When I was young, I got interested in making my own telescope. (Alas, I never did it.) Reading about grinding and polishing a mirror for a reflector telescope, I encountered something called the “one-fourth wave rule.” It states that if an optical surface is polished to be accurate within one-fourth of a wavelength of light, then for practical purposes it’s perfect. In sum, it’s a threshold. Once you’re there, you needn’t push for anything more. To do so invokes the law of diminishing returns.
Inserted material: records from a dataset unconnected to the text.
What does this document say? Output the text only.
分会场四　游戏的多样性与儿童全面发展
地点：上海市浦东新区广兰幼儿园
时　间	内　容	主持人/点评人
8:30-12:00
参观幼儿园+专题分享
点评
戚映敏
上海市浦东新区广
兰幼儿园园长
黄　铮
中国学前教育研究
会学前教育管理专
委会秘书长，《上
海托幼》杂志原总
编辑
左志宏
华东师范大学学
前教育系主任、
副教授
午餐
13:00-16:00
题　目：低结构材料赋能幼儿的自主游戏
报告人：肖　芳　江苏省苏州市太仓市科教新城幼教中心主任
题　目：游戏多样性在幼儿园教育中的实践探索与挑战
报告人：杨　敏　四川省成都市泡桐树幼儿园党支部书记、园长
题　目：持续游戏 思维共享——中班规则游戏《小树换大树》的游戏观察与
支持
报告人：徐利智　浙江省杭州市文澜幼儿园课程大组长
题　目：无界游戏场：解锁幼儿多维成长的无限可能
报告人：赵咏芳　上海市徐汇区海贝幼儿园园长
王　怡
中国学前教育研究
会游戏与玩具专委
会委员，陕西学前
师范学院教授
This is a good idea for musicians. Of course we need to refine our playing. But we also need our own version of the one-fourth wave rule. There’s a threshold that, once we reach it, then we’re by any reasonable standard playing as though perfect. In fact, beavering away past this threshold is self-defeating. First, extreme perfectionism is a black hole, destroying all that fall into it. Second, perfection pushed too far enervates all that makes a performance alive. I’ve noticed that my favorite players—Julian Bream in his prime, for example—aren’t the cleanest. Great playing always embraces the element of chance. Not everything can be planned, nor should it be. Smart performing artists learn to live with uncertainty.
I’m not arguing that we toss perfection in the bin. Nor is this an excuse for sloppy playing. Rather, we need a definition of perfection that comprises more than marksmanship. Like everything we work at in music, perfection is a evolving goal. The more we explore it, the more interesting it becomes.